La Pléaide

1907

Le roman est mis en vente par le Mercure de France le 23 février. Intitulé La Retraite sentimentale, il est signé Colette Willy. C’est la première fois que ce nom apparaît sur la couverture d’un livre.

En tête, un «Avertissement»: «Pour des raisons qui n’ont rien à voir avec la littérature, j’ai cessé de collaborer avec Willy. Le même public qui donna sa faveur à nos six filles… légitimes, les quatre Claudine et les deux Minne, se plaira, j’espère, à La Retraite sentimentale, et voudra bien retrouver dans celle-ci un peu de ce qu’il goûta dans celles-là.»

Les raisons pour lesquelles Colette n’écrit plus sous la houlette de son ex-mari, Henry Gauthier-Villars, dit Willy, sont déjà connues du public. Le couple est séparé de biens depuis 1905. La séparation de corps, aux torts réciproques, a été prononcée le 13 février 1907. Le 15, Colette signe, seule, le contrat de La Retraite sentimentale. Ce roman, où reparaît la célèbre Claudine, marque un tournant dans sa vie comme dans son œuvre.

La série à succès des Claudine a porté à son apogée la réputation de Willy. Le nom de Colette, en effet, ne figure pas sur les couvertures. La part que chacun des époux a prise à la rédaction des livres demeure mal définie, mais celle de Colette, sans doute moins importante qu’elle ne le dira, est à coup sûr plus considérable que ne le prétendront les amis de Willy. Sido, la mère de Colette, estime, quoi qu’il en soit, que les années que sa fille a passées avec son mari ont donné l’essor à son talent. Mais le temps du travail obscur et des succès par procuration est bien fini. Le manuscrit de la Retraite confirme à peu près les termes de l’«Avertissement»; si l’on y trouve quelques lignes de Willy, on remarque surtout le peu de cas que fit la femme des suggestions du mari. Et le prologue, tout en manifestant le désir de l’auteur de relier ce roman aux précédents, indique qu’il entend mettre un point final à la série.

Pourtant, rien n’est simple. En ce début d’année, alors que la procédure de séparation va son train, Colette appelle encore Willy «ma chère Doucette», et Willy parle d’elle comme d’une «folle charmante, qui me manque et à qui je manque». Cette période est (selon le mot de Pierre Varenne) la «lune de miel de la rupture». Quelques jours après la sortie du livre, Willy en reçoit un exemplaire dédicacé: «À mon cher Willy, sa fidèle amie, Colette Willy, et sa fille qui l’aime, de tout son cœur.» La signature, «Fille», se termine en queue de chat… La formule n’est pas de celles qui accompagnent généralement les divorces, qu’ils soient littéraires ou conjugaux (et celui-là est l’un et l’autre). Mais l’engrenage est lancé. Bientôt, Willy vend au Mercure de France et à Ollendorff les droits des Claudine – à son seul profit. Le ton monte; des amis bien intentionnés s’emploient à rendre les choses irréversibles.
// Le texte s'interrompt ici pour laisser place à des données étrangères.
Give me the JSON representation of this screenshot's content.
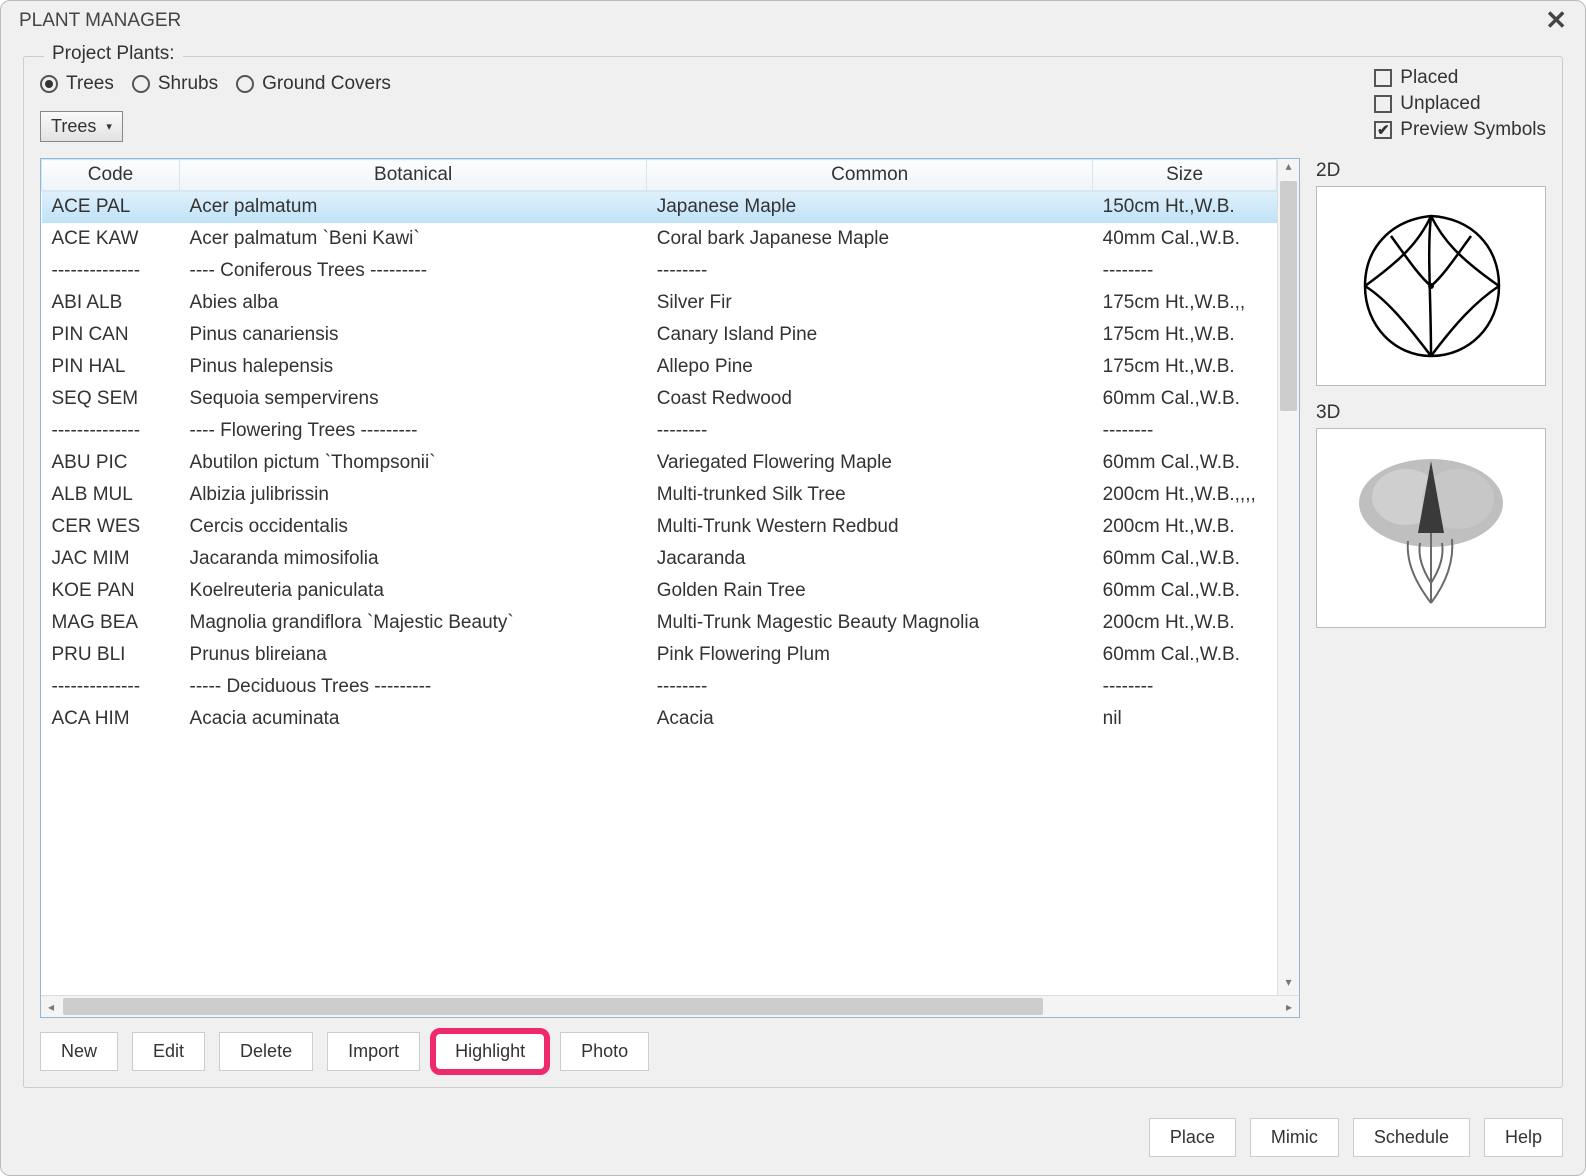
{
  "window_title": "PLANT MANAGER",
  "group_label": "Project Plants:",
  "radios": {
    "trees": "Trees",
    "shrubs": "Shrubs",
    "ground_covers": "Ground Covers",
    "selected": "trees"
  },
  "checks": {
    "placed": "Placed",
    "unplaced": "Unplaced",
    "preview_symbols": "Preview Symbols"
  },
  "dropdown_value": "Trees",
  "columns": {
    "code": "Code",
    "botanical": "Botanical",
    "common": "Common",
    "size": "Size"
  },
  "rows": [
    {
      "code": "ACE PAL",
      "botanical": "Acer palmatum",
      "common": "Japanese Maple",
      "size": "150cm Ht.,W.B.",
      "selected": true
    },
    {
      "code": "ACE KAW",
      "botanical": "Acer palmatum `Beni Kawi`",
      "common": "Coral bark Japanese Maple",
      "size": "40mm Cal.,W.B."
    },
    {
      "code": "--------------",
      "botanical": "---- Coniferous Trees ---------",
      "common": "--------",
      "size": "--------"
    },
    {
      "code": "ABI ALB",
      "botanical": "Abies alba",
      "common": "Silver Fir",
      "size": "175cm Ht.,W.B.,,"
    },
    {
      "code": "PIN CAN",
      "botanical": "Pinus canariensis",
      "common": "Canary Island Pine",
      "size": "175cm Ht.,W.B."
    },
    {
      "code": "PIN HAL",
      "botanical": "Pinus halepensis",
      "common": "Allepo Pine",
      "size": "175cm Ht.,W.B."
    },
    {
      "code": "SEQ SEM",
      "botanical": "Sequoia sempervirens",
      "common": "Coast Redwood",
      "size": "60mm Cal.,W.B."
    },
    {
      "code": "--------------",
      "botanical": "---- Flowering Trees ---------",
      "common": "--------",
      "size": "--------"
    },
    {
      "code": "ABU PIC",
      "botanical": "Abutilon pictum `Thompsonii`",
      "common": "Variegated Flowering Maple",
      "size": "60mm Cal.,W.B."
    },
    {
      "code": "ALB MUL",
      "botanical": "Albizia julibrissin",
      "common": "Multi-trunked Silk Tree",
      "size": "200cm Ht.,W.B.,,,,"
    },
    {
      "code": "CER WES",
      "botanical": "Cercis occidentalis",
      "common": "Multi-Trunk Western Redbud",
      "size": "200cm Ht.,W.B."
    },
    {
      "code": "JAC MIM",
      "botanical": "Jacaranda mimosifolia",
      "common": "Jacaranda",
      "size": "60mm Cal.,W.B."
    },
    {
      "code": "KOE PAN",
      "botanical": "Koelreuteria paniculata",
      "common": "Golden Rain Tree",
      "size": "60mm Cal.,W.B."
    },
    {
      "code": "MAG BEA",
      "botanical": "Magnolia grandiflora `Majestic Beauty`",
      "common": "Multi-Trunk Magestic Beauty Magnolia",
      "size": "200cm Ht.,W.B."
    },
    {
      "code": "PRU BLI",
      "botanical": "Prunus blireiana",
      "common": "Pink Flowering Plum",
      "size": "60mm Cal.,W.B."
    },
    {
      "code": "--------------",
      "botanical": "----- Deciduous Trees ---------",
      "common": "--------",
      "size": "--------"
    },
    {
      "code": "ACA HIM",
      "botanical": "Acacia acuminata",
      "common": "Acacia",
      "size": "nil"
    }
  ],
  "preview": {
    "label_2d": "2D",
    "label_3d": "3D"
  },
  "buttons_left": {
    "new": "New",
    "edit": "Edit",
    "delete": "Delete",
    "import": "Import",
    "highlight": "Highlight",
    "photo": "Photo"
  },
  "buttons_right": {
    "place": "Place",
    "mimic": "Mimic",
    "schedule": "Schedule",
    "help": "Help"
  }
}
Après avoir lu la Retraite, Sido, qui assimile un peu trop Claudine à Colette et Renaud à Willy, reconnaît que le livre ne donne pas la clef de leur séparation, mais croit deviner que sa fille a beaucoup souffert avec son mentor de mari. Il reste que La Retraite sentimentale n’est pas le roman de la vengeance. Ce roman-là, La Vagabonde, paraîtra en 1910; Colette – qui a obtenu en 1909 le droit de voir son nom figurer à côté de celui de Willy dans les nouvelles éditions des œuvres antérieures – y brossera un portrait accablant de son ex-mari. Mais là n’est pas le plus important. Avec La Retraite sentimentale, un écrivain a pris son envol. À partir de 1913 dans la presse, de 1922 en librairie, on découvrira une nouvelle signature: «Colette», tout court.